I know they will be pre-fabs and so they really don't take too long to put in place and connect up, but I'll be a lot happier when I see something happening. I'll keep you posted.

Saturday, July 14, 2012

Pronoun Problems

From Google Images
I was tempted to call this "Whatever".

DD: Me want grape juice.

Me: I not me. I want grape juice.

DD: You want grape juice as well?

Me: No, I don't want grape juice.

DD: Not you? Just me?

Me: Yes.

DD: Yes, just me want grape juice.

Me: *sighs* Here's your grape juice.

(I'm linking this post to "The things they say and do" at Thinly Spread.)

Saturday, July 7, 2012

Vegetarian Shabbat Lunch

This week was one of those weeks - exams to grade, over 100 late papers submitted by students desperate to get in before the final final date and all needing to be graded by the final final date of course, and Shabbat Lunch.

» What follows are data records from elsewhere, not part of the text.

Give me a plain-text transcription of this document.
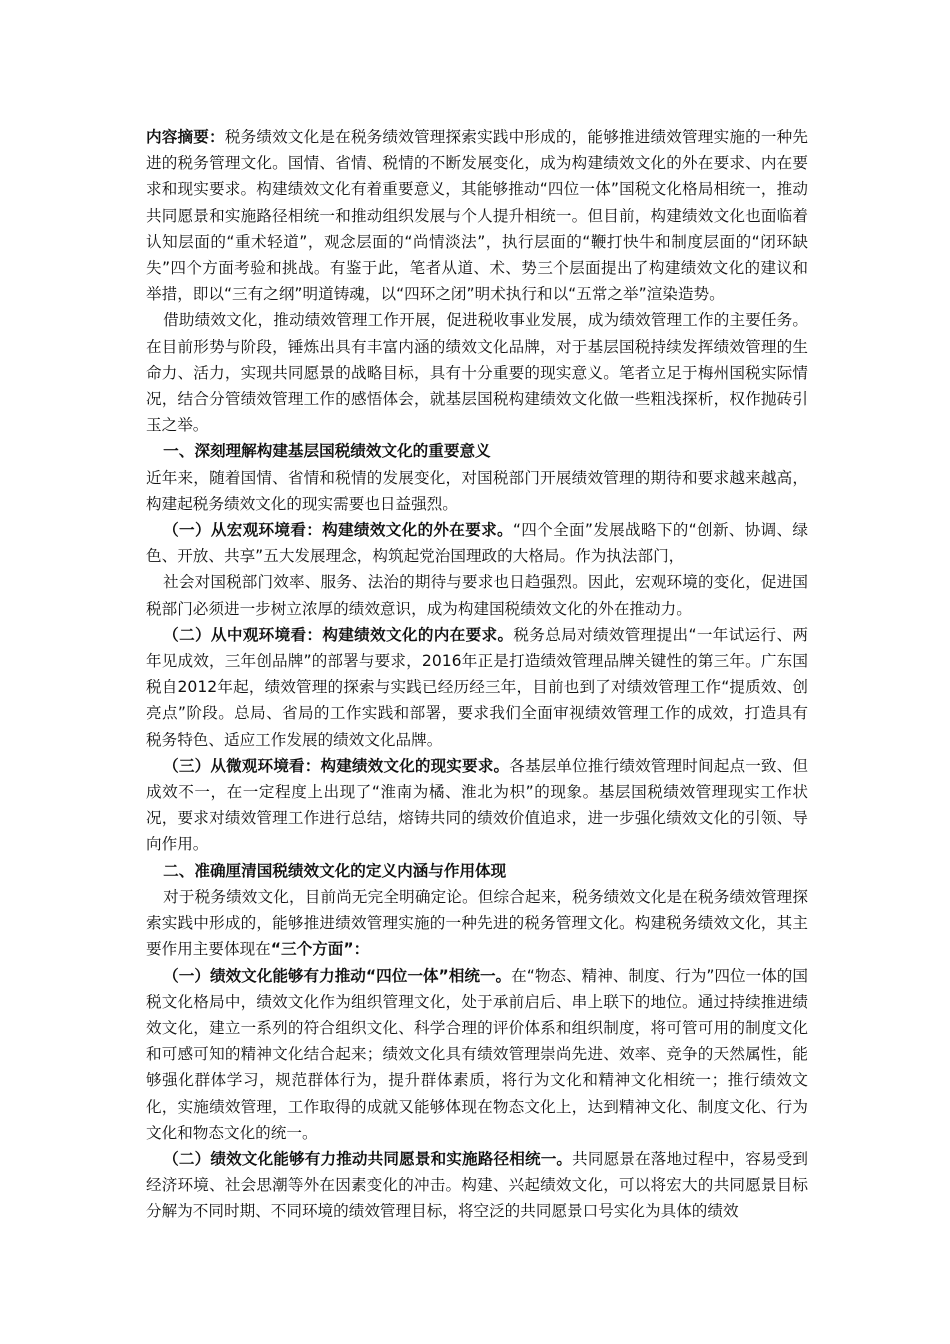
内容摘要：税务绩效文化是在税务绩效管理探索实践中形成的，能够推进绩效管理实施的一种先进的税务管理文化。国情、省情、税情的不断发展变化，成为构建绩效文化的外在要求、内在要求和现实要求。构建绩效文化有着重要意义，其能够推动“四位一体”国税文化格局相统一，推动共同愿景和实施路径相统一和推动组织发展与个人提升相统一。但目前，构建绩效文化也面临着认知层面的“重术轻道”，观念层面的“尚情淡法”，执行层面的“鞭打快牛和制度层面的“闭环缺失”四个方面考验和挑战。有鉴于此，笔者从道、术、势三个层面提出了构建绩效文化的建议和举措，即以“三有之纲”明道铸魂，以“四环之闭”明术执行和以“五常之举”渲染造势。

借助绩效文化，推动绩效管理工作开展，促进税收事业发展，成为绩效管理工作的主要任务。在目前形势与阶段，锤炼出具有丰富内涵的绩效文化品牌，对于基层国税持续发挥绩效管理的生命力、活力，实现共同愿景的战略目标，具有十分重要的现实意义。笔者立足于梅州国税实际情况，结合分管绩效管理工作的感悟体会，就基层国税构建绩效文化做一些粗浅探析，权作抛砖引玉之举。

一、深刻理解构建基层国税绩效文化的重要意义

近年来，随着国情、省情和税情的发展变化，对国税部门开展绩效管理的期待和要求越来越高，构建起税务绩效文化的现实需要也日益强烈。

（一）从宏观环境看：构建绩效文化的外在要求。“四个全面”发展战略下的“创新、协调、绿色、开放、共享”五大发展理念，构筑起党治国理政的大格局。作为执法部门，

社会对国税部门效率、服务、法治的期待与要求也日趋强烈。因此，宏观环境的变化，促进国税部门必须进一步树立浓厚的绩效意识，成为构建国税绩效文化的外在推动力。

（二）从中观环境看：构建绩效文化的内在要求。税务总局对绩效管理提出“一年试运行、两年见成效，三年创品牌”的部署与要求，2016年正是打造绩效管理品牌关键性的第三年。广东国税自2012年起，绩效管理的探索与实践已经历经三年，目前也到了对绩效管理工作“提质效、创亮点”阶段。总局、省局的工作实践和部署，要求我们全面审视绩效管理工作的成效，打造具有税务特色、适应工作发展的绩效文化品牌。

（三）从微观环境看：构建绩效文化的现实要求。各基层单位推行绩效管理时间起点一致、但成效不一，在一定程度上出现了“淮南为橘、淮北为枳”的现象。基层国税绩效管理现实工作状况，要求对绩效管理工作进行总结，熔铸共同的绩效价值追求，进一步强化绩效文化的引领、导向作用。

二、准确厘清国税绩效文化的定义内涵与作用体现

对于税务绩效文化，目前尚无完全明确定论。但综合起来，税务绩效文化是在税务绩效管理探索实践中形成的，能够推进绩效管理实施的一种先进的税务管理文化。构建税务绩效文化，其主要作用主要体现在“三个方面”：

（一）绩效文化能够有力推动“四位一体”相统一。在“物态、精神、制度、行为”四位一体的国税文化格局中，绩效文化作为组织管理文化，处于承前启后、串上联下的地位。通过持续推进绩效文化，建立一系列的符合组织文化、科学合理的评价体系和组织制度，将可管可用的制度文化和可感可知的精神文化结合起来；绩效文化具有绩效管理崇尚先进、效率、竞争的天然属性，能够强化群体学习，规范群体行为，提升群体素质，将行为文化和精神文化相统一；推行绩效文化，实施绩效管理，工作取得的成就又能够体现在物态文化上，达到精神文化、制度文化、行为文化和物态文化的统一。

（二）绩效文化能够有力推动共同愿景和实施路径相统一。共同愿景在落地过程中，容易受到经济环境、社会思潮等外在因素变化的冲击。构建、兴起绩效文化，可以将宏大的共同愿景目标分解为不同时期、不同环境的绩效管理目标，将空泛的共同愿景口号实化为具体的绩效
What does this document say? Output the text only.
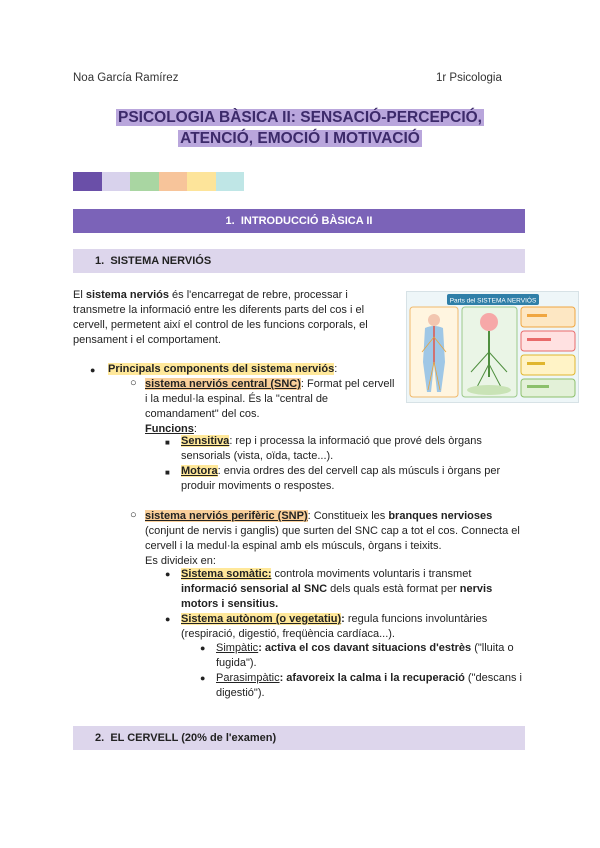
Noa García Ramírez	1r Psicologia
PSICOLOGIA BÀSICA II: SENSACIÓ-PERCEPCIÓ,
ATENCIÓ, EMOCIÓ I MOTIVACIÓ
1.
INTRODUCCIÓ BÀSICA II
1.
SISTEMA NERVIÓS
El sistema nerviós és l'encarregat de rebre, processar i
transmetre la informació entre les diferents parts del cos i el
cervell, permetent així el control de les funcions corporals, el
pensament i el comportament.
Parts del SISTEMA NERVIÓS
● Principals components del sistema nerviós:
○ sistema nerviós central (SNC): Format pel cervell
i la medul·la espinal. És la "central de
comandament" del cos.
Funcions:
■ Sensitiva: rep i processa la informació que prové dels òrgans
sensorials (vista, oïda, tacte...).
■ Motora: envia ordres des del cervell cap als músculs i òrgans per
produir moviments o respostes.
○ sistema nerviós perifèric (SNP): Constitueix les branques nervioses
(conjunt de nervis i ganglis) que surten del SNC cap a tot el cos. Connecta el
cervell i la medul·la espinal amb els músculs, òrgans i teixits.
Es divideix en:
● Sistema somàtic: controla moviments voluntaris i transmet
informació sensorial al SNC dels quals està format per nervis
motors i sensitius.
● Sistema autònom (o vegetatiu): regula funcions involuntàries
(respiració, digestió, freqüència cardíaca...).
● Simpàtic: activa el cos davant situacions d'estrès ("lluita o
fugida").
● Parasimpàtic: afavoreix la calma i la recuperació ("descans i
digestió").
2.
EL CERVELL (20% de l'examen)
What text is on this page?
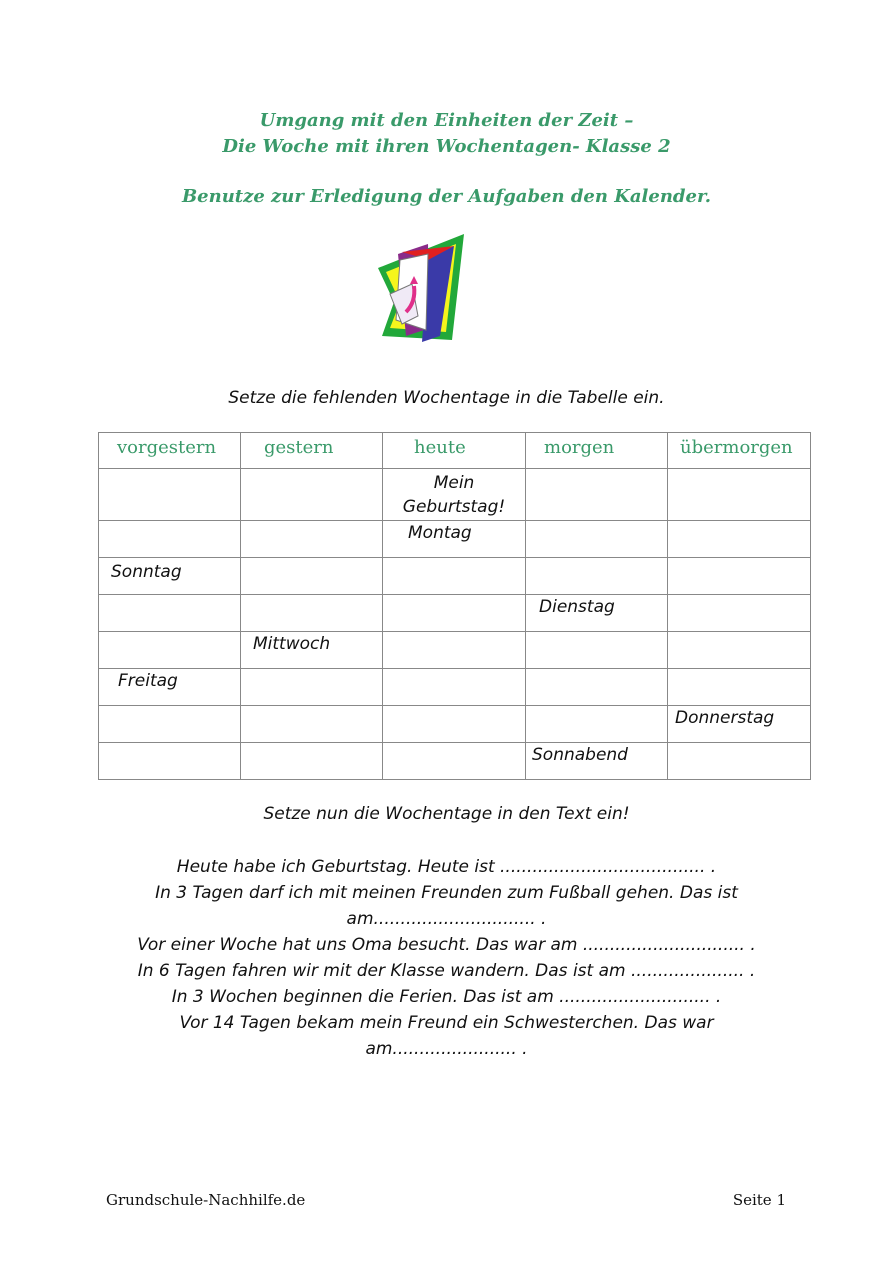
Umgang mit den Einheiten der Zeit –
Die Woche mit ihren Wochentagen- Klasse 2
Benutze zur Erledigung der Aufgaben den Kalender.
Setze die fehlenden Wochentage in die Tabelle ein.
vorgestern	gestern	heute	morgen	übermorgen

		Mein Geburtstag!		

		Montag		

Sonntag				

			Dienstag	

	Mittwoch			

Freitag				

				Donnerstag

			Sonnabend	

Setze nun die Wochentage in den Text ein!
Heute habe ich Geburtstag. Heute ist ...................................... .
In 3 Tagen darf ich mit meinen Freunden zum Fußball gehen. Das ist
am.............................. .
Vor einer Woche hat uns Oma besucht. Das war am .............................. .
In 6 Tagen fahren wir mit der Klasse wandern. Das ist am ..................... .
In 3 Wochen beginnen die Ferien. Das ist am ............................ .
Vor 14 Tagen bekam mein Freund ein Schwesterchen. Das war
am....................... .
Grundschule-Nachhilfe.de	Seite 1
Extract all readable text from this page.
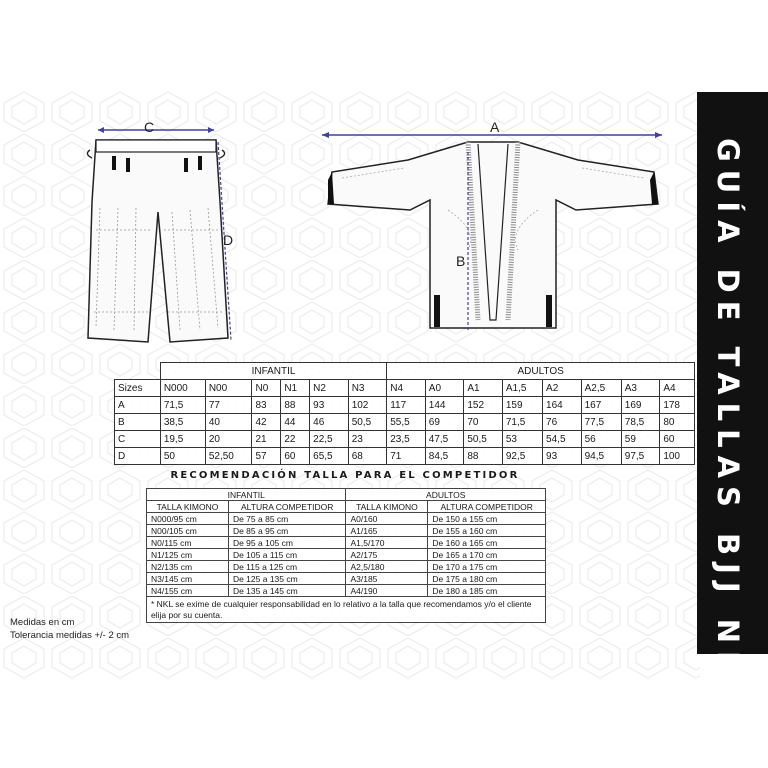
GUÍA DE TALLAS BJJ NKL
C
D
A
B
	INFANTIL						ADULTOS							
Sizes	N000	N00	N0	N1	N2	N3	N4	A0	A1	A1,5	A2	A2,5	A3	A4
A	71,5	77	83	88	93	102	117	144	152	159	164	167	169	178
B	38,5	40	42	44	46	50,5	55,5	69	70	71,5	76	77,5	78,5	80
C	19,5	20	21	22	22,5	23	23,5	47,5	50,5	53	54,5	56	59	60
D	50	52,50	57	60	65,5	68	71	84,5	88	92,5	93	94,5	97,5	100
RECOMENDACIÓN TALLA PARA EL COMPETIDOR
INFANTIL		ADULTOS	
TALLA KIMONO	ALTURA COMPETIDOR	TALLA KIMONO	ALTURA COMPETIDOR
N000/95 cm	De 75 a 85 cm	A0/160	De 150 a 155 cm
N00/105 cm	De 85 a 95 cm	A1/165	De 155 a 160 cm
N0/115 cm	De 95 a 105 cm	A1,5/170	De 160 a 165 cm
N1/125 cm	De 105 a 115 cm	A2/175	De 165 a 170 cm
N2/135 cm	De 115 a 125 cm	A2,5/180	De 170 a 175 cm
N3/145 cm	De 125 a 135 cm	A3/185	De 175 a 180 cm
N4/155 cm	De 135 a 145 cm	A4/190	De 180 a 185 cm
* NKL se exime de cualquier responsabilidad en lo relativo a la talla que recomendamos y/o el cliente elija por su cuenta.			
Medidas en cm
Tolerancia medidas +/- 2 cm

About Shabbat Lunch. Shabbat (Sabbath) is Saturday, when people do most of their socializing. Apart from being the one day of proper weekend, there are loads of restrictions on what you can do (no shopping, nothing involving travel by car or payment in fact, no computer or tv at home). This is all optional obviously but it does reinforce the tradition of two festive meals, one on Friday night and one for lunch the next day. (Some people also fit in a little drink-spotty [called Kiddush] in the morning and tea in the evening but these are the two biggies.)

When I was single, along with my other single friends, I used to prefer entertaining or going out on Friday night and having a more relaxed day on Saturday. Now that I have a 3 1/2yo the emphasis has shifted to daytime activities and Friday night has become a very low key affair with just the two of us. It doesn't matter which you choose, I love entertaining. I love the cooking, the presenting, the eating, the company. I even don't mind the clearing up afterwards. What I've found it very hard to get my head around for almost three years, is cleaning the flat sufficiently to have guests over. WAH means there's always a conflict of interests and, as I read on fb, doing housework with a toddler in the house is like trying to brush your teeth while eating chocolate cake.

Thinking all the grading, etc... would be over this week, I invited two of DD's friends from nursery with their families to join us for lunch. So I had to clean on top of everything else. I feel great that it's done. DD was so excited and happy to have her friends over. I am happy to be back in the reciprocating loop after too long going to other people and never returning the favour.

However, sommat had to give and the blog was in danger of yet another week of going from Silent Sunday to Silent Sunday and nothing in between. So, inspired by my bloggy friend Esther at Frugal and Kosher, I'm giving you my Vegetarian Shabbat Lunch Menu.

First course:

Challah (plaited bread loaves, bought)
Egg mayonaise salad
Stuffed vine leaves (bought)
Green salad with avocado and salty cheese.
Israeli Salad (tomatoes, cucumbers and peppers)
Pickled cucumbers (bought)

Main course:

Vegetable Kugel (like potato kugel but with grated courgette, cabbage and carrots also added. And I put in some sour cream as well).
Cheese pancakes (with ketchup for the children)
Rice cooked with sweet corn (and red lentils but they diappear so no one knows).
Roasted vegetables in a light soy sauce to serve on the rice. (Aubergine, courgette, mushrooms, carrots, onion and garlic. I had some sweet potato but I forgot to put it in.)


Melon and grapes
Some fancy chocolate biscuits (bought)
Ice-cream cones (for the children but we all had).

As you can see, I'm not much of a dessert person but as there was way too much food, we were full by then anyway. And the fridge and freezer are stocked for the forseeable future.